Szostalo's Tree Hugger Project, begun in 2005, is an ongoing work of environmental art conceived along with the artist Agnieszka Gradzik. With the help of participants on site, who gather branches, twigs, vines and flowers, the artists fashion together these natural materials into groups of figures literally "hugging" trees. The artist's stated intention is to "...remind us that we humans are still very much a part of our natural surroundings".

Installations of the project are sponsored by local environmental or arts related organizations and have occurred in cities across Europe, in England, and in the United States.

An installation was sponsored by Klub Gaja in Wilkowice, Poland to celebrate International Tree Day 2006 and included an installation in Park Ujazdowski at Poland's Center for Contemporary Art.

Past installations have taken place at Washington University in St. Louis, Forest Park in St.

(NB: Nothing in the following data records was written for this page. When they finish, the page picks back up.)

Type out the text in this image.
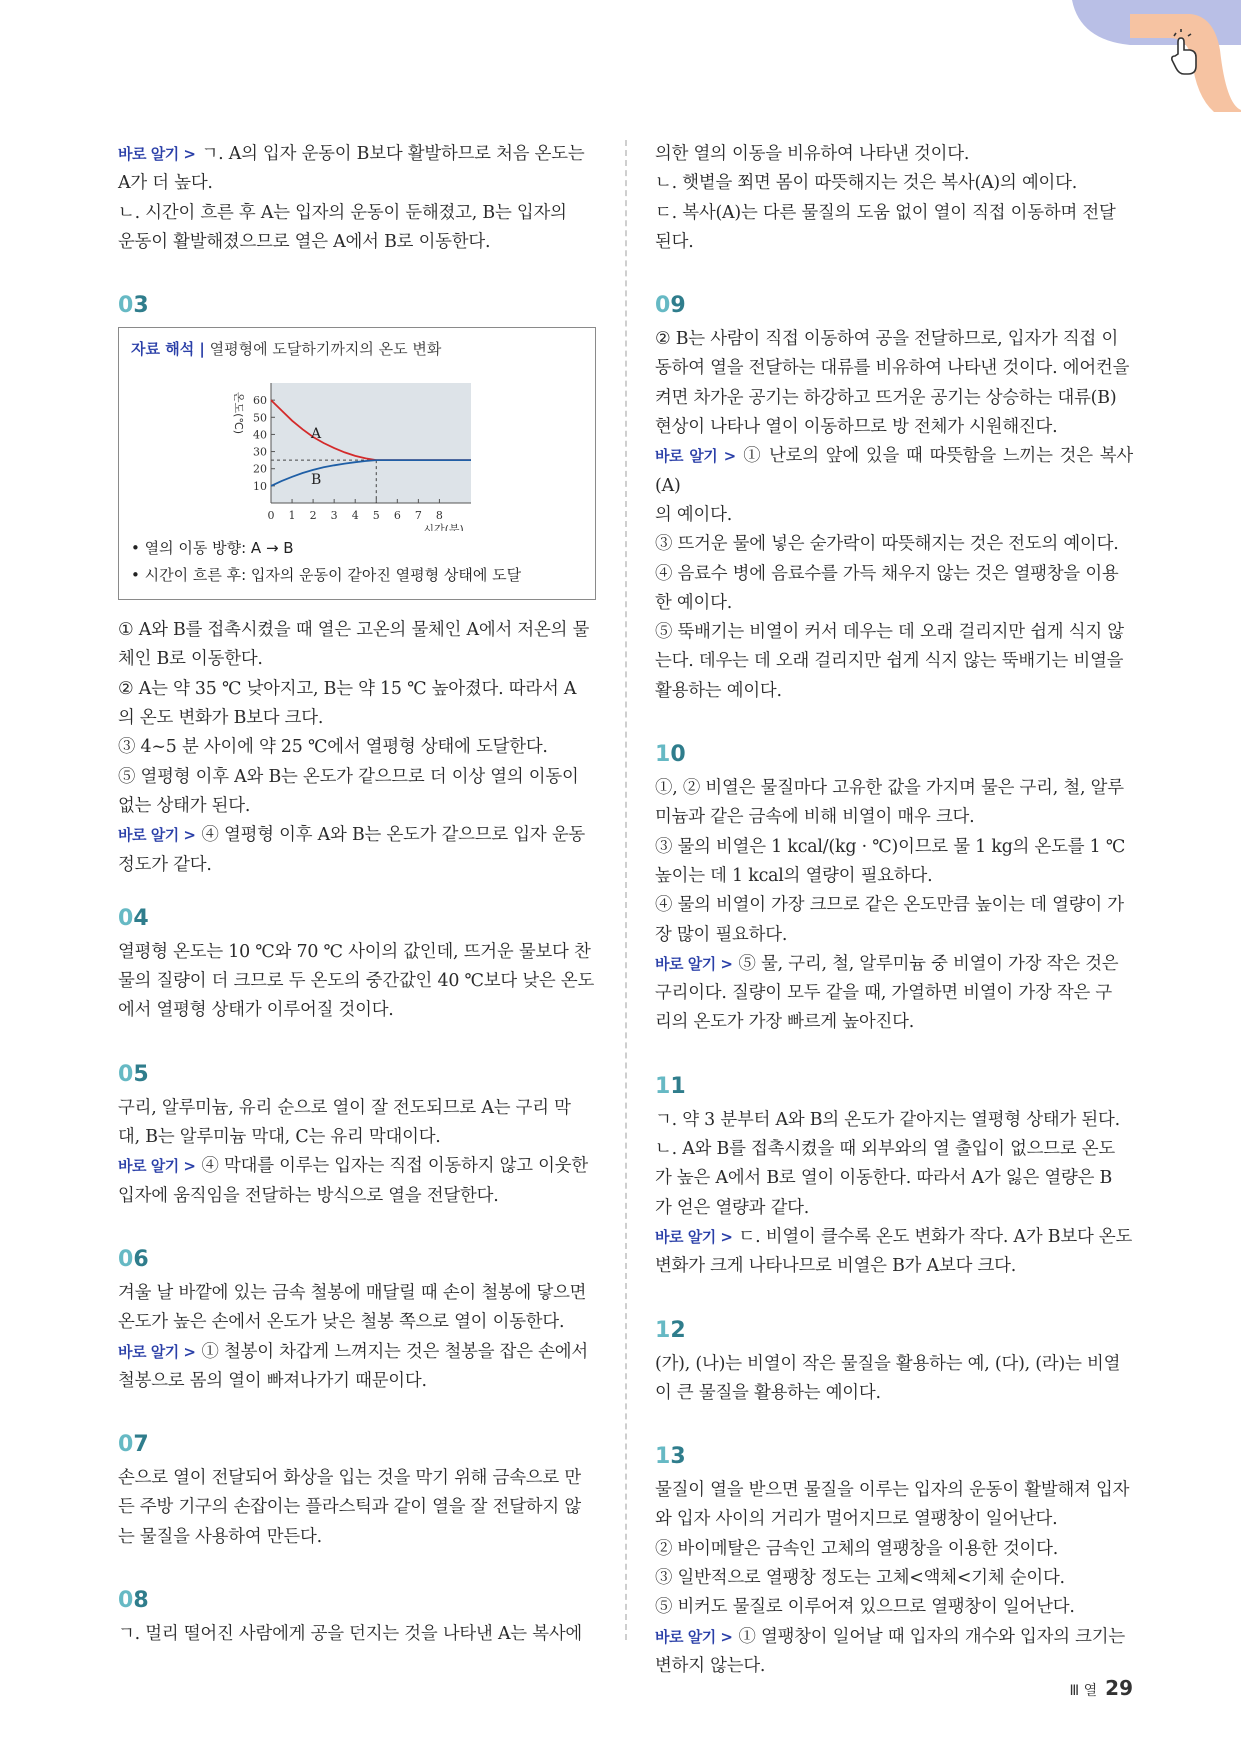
바로 알기 > ㄱ. A의 입자 운동이 B보다 활발하므로 처음 온도는

A가 더 높다.

ㄴ. 시간이 흐른 후 A는 입자의 운동이 둔해졌고, B는 입자의

운동이 활발해졌으므로 열은 A에서 B로 이동한다.

03
자료 해석 | 열평형에 도달하기까지의 온도 변화
10
20
30
40
50
60
0 1 2 3 4 5 6 7 8
A
B
시간(분)
온도(℃)
• 열의 이동 방향: A → B
• 시간이 흐른 후: 입자의 운동이 같아진 열평형 상태에 도달

① A와 B를 접촉시켰을 때 열은 고온의 물체인 A에서 저온의 물

체인 B로 이동한다.

② A는 약 35 ℃ 낮아지고, B는 약 15 ℃ 높아졌다. 따라서 A

의 온도 변화가 B보다 크다.

③ 4~5 분 사이에 약 25 ℃에서 열평형 상태에 도달한다.

⑤ 열평형 이후 A와 B는 온도가 같으므로 더 이상 열의 이동이

없는 상태가 된다.

바로 알기 > ④ 열평형 이후 A와 B는 온도가 같으므로 입자 운동

정도가 같다.

04

열평형 온도는 10 ℃와 70 ℃ 사이의 값인데, 뜨거운 물보다 찬

물의 질량이 더 크므로 두 온도의 중간값인 40 ℃보다 낮은 온도

에서 열평형 상태가 이루어질 것이다.

05

구리, 알루미늄, 유리 순으로 열이 잘 전도되므로 A는 구리 막

대, B는 알루미늄 막대, C는 유리 막대이다.

바로 알기 > ④ 막대를 이루는 입자는 직접 이동하지 않고 이웃한

입자에 움직임을 전달하는 방식으로 열을 전달한다.

06

겨울 날 바깥에 있는 금속 철봉에 매달릴 때 손이 철봉에 닿으면

온도가 높은 손에서 온도가 낮은 철봉 쪽으로 열이 이동한다.

바로 알기 > ① 철봉이 차갑게 느껴지는 것은 철봉을 잡은 손에서

철봉으로 몸의 열이 빠져나가기 때문이다.

07

손으로 열이 전달되어 화상을 입는 것을 막기 위해 금속으로 만

든 주방 기구의 손잡이는 플라스틱과 같이 열을 잘 전달하지 않

는 물질을 사용하여 만든다.

08

ㄱ. 멀리 떨어진 사람에게 공을 던지는 것을 나타낸 A는 복사에

의한 열의 이동을 비유하여 나타낸 것이다.

ㄴ. 햇볕을 쬐면 몸이 따뜻해지는 것은 복사(A)의 예이다.

ㄷ. 복사(A)는 다른 물질의 도움 없이 열이 직접 이동하며 전달

된다.

09

② B는 사람이 직접 이동하여 공을 전달하므로, 입자가 직접 이

동하여 열을 전달하는 대류를 비유하여 나타낸 것이다. 에어컨을

켜면 차가운 공기는 하강하고 뜨거운 공기는 상승하는 대류(B)

현상이 나타나 열이 이동하므로 방 전체가 시원해진다.

바로 알기 > ① 난로의 앞에 있을 때 따뜻함을 느끼는 것은 복사(A)

의 예이다.

③ 뜨거운 물에 넣은 숟가락이 따뜻해지는 것은 전도의 예이다.

④ 음료수 병에 음료수를 가득 채우지 않는 것은 열팽창을 이용

한 예이다.

⑤ 뚝배기는 비열이 커서 데우는 데 오래 걸리지만 쉽게 식지 않

는다. 데우는 데 오래 걸리지만 쉽게 식지 않는 뚝배기는 비열을

활용하는 예이다.

10

①, ② 비열은 물질마다 고유한 값을 가지며 물은 구리, 철, 알루

미늄과 같은 금속에 비해 비열이 매우 크다.

③ 물의 비열은 1 kcal/(kg · ℃)이므로 물 1 kg의 온도를 1 ℃

높이는 데 1 kcal의 열량이 필요하다.

④ 물의 비열이 가장 크므로 같은 온도만큼 높이는 데 열량이 가

장 많이 필요하다.

바로 알기 > ⑤ 물, 구리, 철, 알루미늄 중 비열이 가장 작은 것은

구리이다. 질량이 모두 같을 때, 가열하면 비열이 가장 작은 구

리의 온도가 가장 빠르게 높아진다.

11

ㄱ. 약 3 분부터 A와 B의 온도가 같아지는 열평형 상태가 된다.

ㄴ. A와 B를 접촉시켰을 때 외부와의 열 출입이 없으므로 온도

가 높은 A에서 B로 열이 이동한다. 따라서 A가 잃은 열량은 B

가 얻은 열량과 같다.

바로 알기 > ㄷ. 비열이 클수록 온도 변화가 작다. A가 B보다 온도

변화가 크게 나타나므로 비열은 B가 A보다 크다.

12

(가), (나)는 비열이 작은 물질을 활용하는 예, (다), (라)는 비열

이 큰 물질을 활용하는 예이다.

13

물질이 열을 받으면 물질을 이루는 입자의 운동이 활발해져 입자

와 입자 사이의 거리가 멀어지므로 열팽창이 일어난다.

② 바이메탈은 금속인 고체의 열팽창을 이용한 것이다.

③ 일반적으로 열팽창 정도는 고체<액체<기체 순이다.

⑤ 비커도 물질로 이루어져 있으므로 열팽창이 일어난다.

바로 알기 > ① 열팽창이 일어날 때 입자의 개수와 입자의 크기는

변하지 않는다.

Ⅲ 열 29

Louis, at the Hebden Bridge Arts Festival in England, and in Stadtpark in Vienna, Austria.

In March 2007 the Tree Hugger Project was named first in a national online arts competition organized by the New York City-based organization Art For Progress, and has been invited to the 2007 Burning Man festival, which also awarded the Project a grant for the installation.

As of 2006, further installations were planned for Europos Parkas in Lithuania and the Tehran Museum of Contemporary Art in Isfahan, Iran. According to the artist's website a large installation was scheduled for 2008/9 in India, with the participation of several environmental groups from around the world, to commemorate the Chipko women. A documentary film of the Chipko Women Tribute was also planned.